AgentA/B: Automated and Scalable Web A/BTesting with Interactive LLM Agents

Wang, Dakuo, Hsu, Ting-Yao, Lu, Yuxuan, Gu, Hansu, Cui, Limeng, Xie, Yaochen, Headean, William, Yao, Bingsheng, Veeragouni, Akash, Liu, Jiapeng, Nag, Sreyashi, Wang, Jessie

arXiv.org Artificial Intelligence

A/B testing experiment is a widely adopted method for evaluating UI/UX design decisions in modern web applications.
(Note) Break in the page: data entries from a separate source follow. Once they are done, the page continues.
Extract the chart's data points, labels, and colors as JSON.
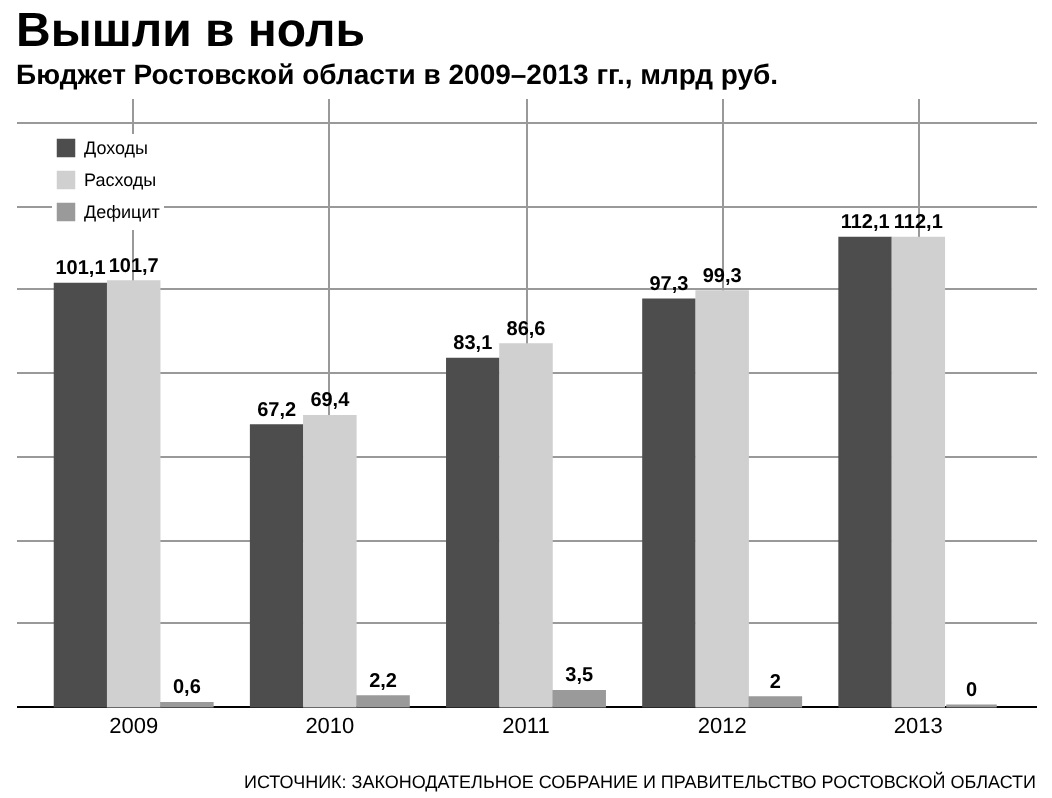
{
  "chart_data": {
    "type": "bar",
    "title": "Вышли в ноль",
    "subtitle": "Бюджет Ростовской области в 2009–2013 гг., млрд руб.",
    "categories": [
      "2009",
      "2010",
      "2011",
      "2012",
      "2013"
    ],
    "series": [
      {
        "name": "Доходы",
        "color": "#4d4d4d",
        "values": [
          101.1,
          67.2,
          83.1,
          97.3,
          112.1
        ],
        "value_labels": [
          "101,1",
          "67,2",
          "83,1",
          "97,3",
          "112,1"
        ]
      },
      {
        "name": "Расходы",
        "color": "#d0d0d0",
        "values": [
          101.7,
          69.4,
          86.6,
          99.3,
          112.1
        ],
        "value_labels": [
          "101,7",
          "69,4",
          "86,6",
          "99,3",
          "112,1"
        ]
      },
      {
        "name": "Дефицит",
        "color": "#9a9a9a",
        "values": [
          0.6,
          2.2,
          3.5,
          2,
          0
        ],
        "value_labels": [
          "0,6",
          "2,2",
          "3,5",
          "2",
          "0"
        ]
      }
    ],
    "annotations": [
      "ИСТОЧНИК: ЗАКОНОДАТЕЛЬНОЕ СОБРАНИЕ И ПРАВИТЕЛЬСТВО РОСТОВСКОЙ ОБЛАСТИ"
    ],
    "legend": "top left",
    "grid": true,
    "tick_labels": "x"
  }
}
Yet, traditional A/B testing remains constrained by its dependence on the large-scale and live traffic of human participants, and the long time of waiting for the testing result. Through formative interviews with six experienced industry practitioners, we identified critical bottlenecks in current A/B testing workflows. In response, we present AgentA/B, a novel system that leverages Large Language Model-based autonomous agents (LLM Agents) to automatically simulate user interaction behaviors with real webpages. AgentA/B enables scalable deployment of LLM agents with diverse personas, each capable of navigating the dynamic webpage and interactively executing multi-step interactions like search, clicking, filtering, and purchasing. In a demonstrative controlled experiment, we employ AgentA/B to simulate a between-subject A/B testing with 1,000 LLM agents Amazon.com, and compare agent behaviors with real human shopping behaviors at a scale. Our findings suggest AgentA/B can emulate human-like behavior patterns.